Would Starmer prefer Musk had said nothing? That the failure be quietly absorbed, filed away, allowed to fade into the background noise of institutional incompetence that defines modern governance? Probably. That’s how these things usually work. A disaster happens, the responsible people express regret, the media cycles, everyone moves on. The system protects itself through the simple passage of time.
But Musk has 200 million followers and no particular interest in letting things fade. He posts. People see it. They get angry. Suddenly the failure is not abstract—it’s trending. It’s undeniable. It’s a problem that cannot be managed through the usual channels of institutional silence and strategic communication.
So Starmer calls it division. Dangerous division. As if the problem was not the murder or the police failure, but the fact that someone with reach pointed out both things happened.

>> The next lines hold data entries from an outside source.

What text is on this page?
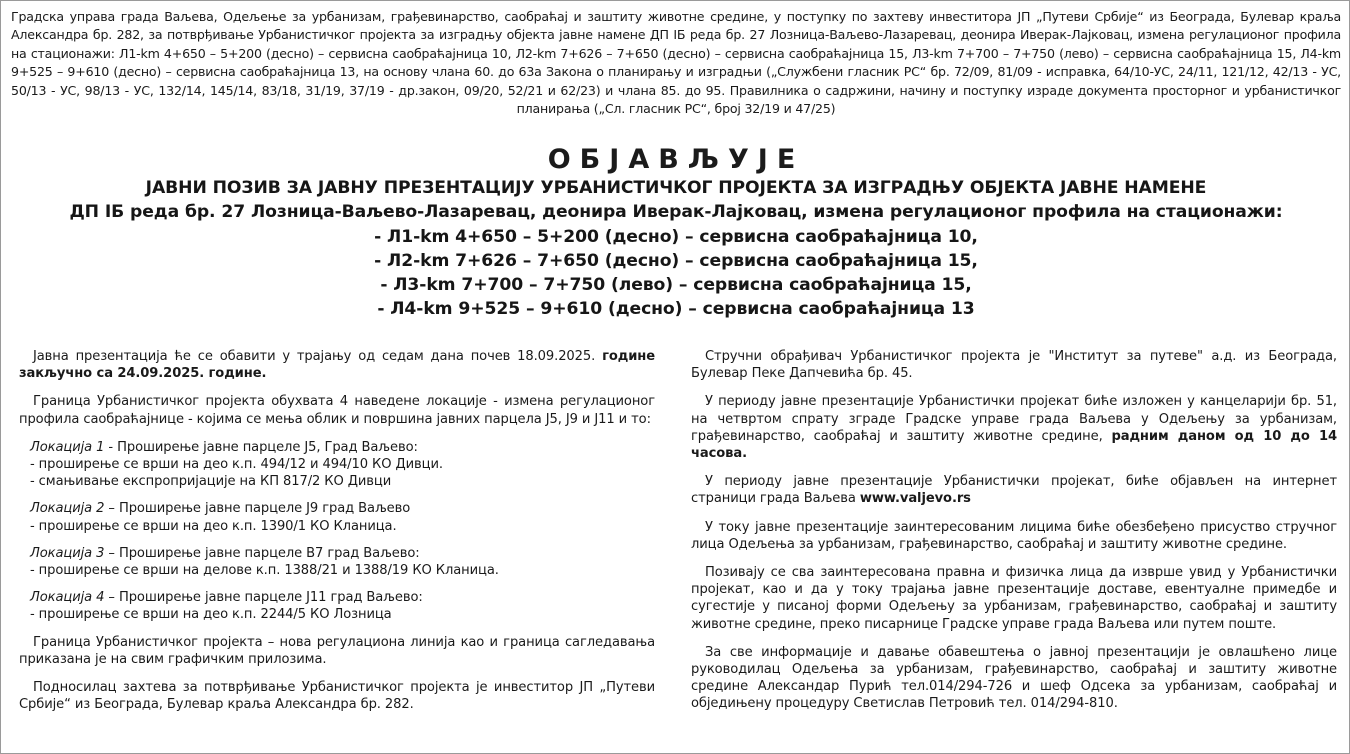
Градска управа града Ваљева, Одељење за урбанизам, грађевинарство, саобраћај и заштиту животне средине, у поступку по захтеву инвеститора ЈП „Путеви Србије“ из Београда, Булевар краља Александра бр. 282, за потврђивање Урбанистичког пројекта за изградњу објекта јавне намене ДП ІБ реда бр. 27 Лозница-Ваљево-Лазаревац, деонира Иверак-Лајковац, измена регулационог профила на стационажи: Л1-km 4+650 – 5+200 (десно) – сервисна саобраћајница 10, Л2-km 7+626 – 7+650 (десно) – сервисна саобраћајница 15, Л3-km 7+700 – 7+750 (лево) – сервисна саобраћајница 15, Л4-km 9+525 – 9+610 (десно) – сервисна саобраћајница 13, на основу члана 60. до 63а Закона о планирању и изградњи („Службени гласник РС“ бр. 72/09, 81/09 - исправка, 64/10-УС, 24/11, 121/12, 42/13 - УС, 50/13 - УС, 98/13 - УС, 132/14, 145/14, 83/18, 31/19, 37/19 - др.закон, 09/20, 52/21 и 62/23) и члана 85. до 95. Правилника о садржини, начину и поступку израде документа просторног и урбанистичког планирања („Сл. гласник РС“, број 32/19 и 47/25)

ОБЈАВЉУЈЕ
ЈАВНИ ПОЗИВ ЗА ЈАВНУ ПРЕЗЕНТАЦИЈУ УРБАНИСТИЧКОГ ПРОЈЕКТА ЗА ИЗГРАДЊУ ОБЈЕКТА ЈАВНЕ НАМЕНЕ
ДП ІБ реда бр. 27 Лозница-Ваљево-Лазаревац, деонира Иверак-Лајковац, измена регулационог профила на стационажи:
- Л1-km 4+650 – 5+200 (десно) – сервисна саобраћајница 10,
- Л2-km 7+626 – 7+650 (десно) – сервисна саобраћајница 15,
- Л3-km 7+700 – 7+750 (лево) – сервисна саобраћајница 15,
- Л4-km 9+525 – 9+610 (десно) – сервисна саобраћајница 13

Јавна презентација ће се обавити у трајању од седам дана почев 18.09.2025. године закључно са 24.09.2025. године.

Граница Урбанистичког пројекта обухвата 4 наведене локације - измена регулационог профила саобраћајнице - којима се мења облик и површина јавних парцела Ј5, Ј9 и Ј11 и то:

Локација 1 - Проширење јавне парцеле Ј5, Град Ваљево:
- проширење се врши на део к.п. 494/12 и 494/10 КО Дивци.
- смањивање експропријације на КП 817/2 КО Дивци

Локација 2 – Проширење јавне парцеле Ј9 град Ваљево
- проширење се врши на део к.п. 1390/1 КО Кланица.

Локација 3 – Проширење јавне парцеле В7 град Ваљево:
- проширење се врши на делове к.п. 1388/21 и 1388/19 КО Кланица.

Локација 4 – Проширење јавне парцеле Ј11 град Ваљево:
- проширење се врши на део к.п. 2244/5 КО Лозница

Граница Урбанистичког пројекта – нова регулациона линија као и граница сагледавања приказана је на свим графичким прилозима.

Подносилац захтева за потврђивање Урбанистичког пројекта је инвеститор ЈП „Путеви Србије“ из Београда, Булевар краља Александра бр. 282.

Стручни обрађивач Урбанистичког пројекта је "Институт за путеве" а.д. из Београда, Булевар Пеке Дапчевића бр. 45.

У периоду јавне презентације Урбанистички пројекат биће изложен у канцеларији бр. 51, на четвртом спрату зграде Градске управе града Ваљева у Одељењу за урбанизам, грађевинарство, саобраћај и заштиту животне средине, радним даном од 10 до 14 часова.

У периоду јавне презентације Урбанистички пројекат, биће објављен на интернет страници града Ваљева www.valjevo.rs

У току јавне презентације заинтересованим лицима биће обезбеђено присуство стручног лица Одељења за урбанизам, грађевинарство, саобраћај и заштиту животне средине.

Позивају се сва заинтересована правна и физичка лица да изврше увид у Урбанистички пројекат, као и да у току трајања јавне презентације доставе, евентуалне примедбе и сугестије у писаној форми Одељењу за урбанизам, грађевинарство, саобраћај и заштиту животне средине, преко писарнице Градске управе града Ваљева или путем поште.

За све информације и давање обавештења о јавној презентацији је овлашћено лице руководилац Одељења за урбанизам, грађевинарство, саобраћај и заштиту животне средине Александар Пурић тел.014/294-726 и шеф Одсека за урбанизам, саобраћај и обједињену процедуру Светислав Петровић тел. 014/294-810.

The accusation contains an unintentional confession. It says: “When you have power, you can control what people know. When you don’t, you blame the person who made them know it.” Starmer cannot fire Musk. Cannot regulate him into compliance. Cannot manage him through the usual mechanisms of state power. So he does what politicians always do when they lose control of the narrative—he attacks the messenger and calls it a defense of the public good.
The irony is that this accusation probably generates more engagement for Musk’s posts than they would have received otherwise. A Prime Minister saying “this man’s tweets are dangerous” is essentially a press release for those tweets. It validates their importance. It confirms that someone in power finds them threatening enough to respond to directly.
Meanwhile, the actual investigation into why a man died and the police did nothing sits in the background, waiting for this news cycle to pass so it can be properly forgotten.
Starmer is betting that voters will find it easier to blame a tech billionaire for “division” than to hold their own government accountable for a failure that cost a life. He might be right. Most people are tired and busy and prefer simple villains to complex institutional problems. Musk is a villain people already dislike. The police failure is a tragedy that requires sustained attention and anger.
But the accusation reveals something true about how modern power works. When you cannot control the facts, you control the frame around them. When you cannot silence the messenger, you make the message itself the scandal. When you fail at your actual job, you find someone more famous and blame them for noticing.
The murder of Henry Nowak is real. The police failure is real. Musk’s posts about both are also real. Only one of these things, according to Starmer, is dangerous enough to warrant a Prime Minister’s direct response.
Take a guess which one does not require institutional accountability.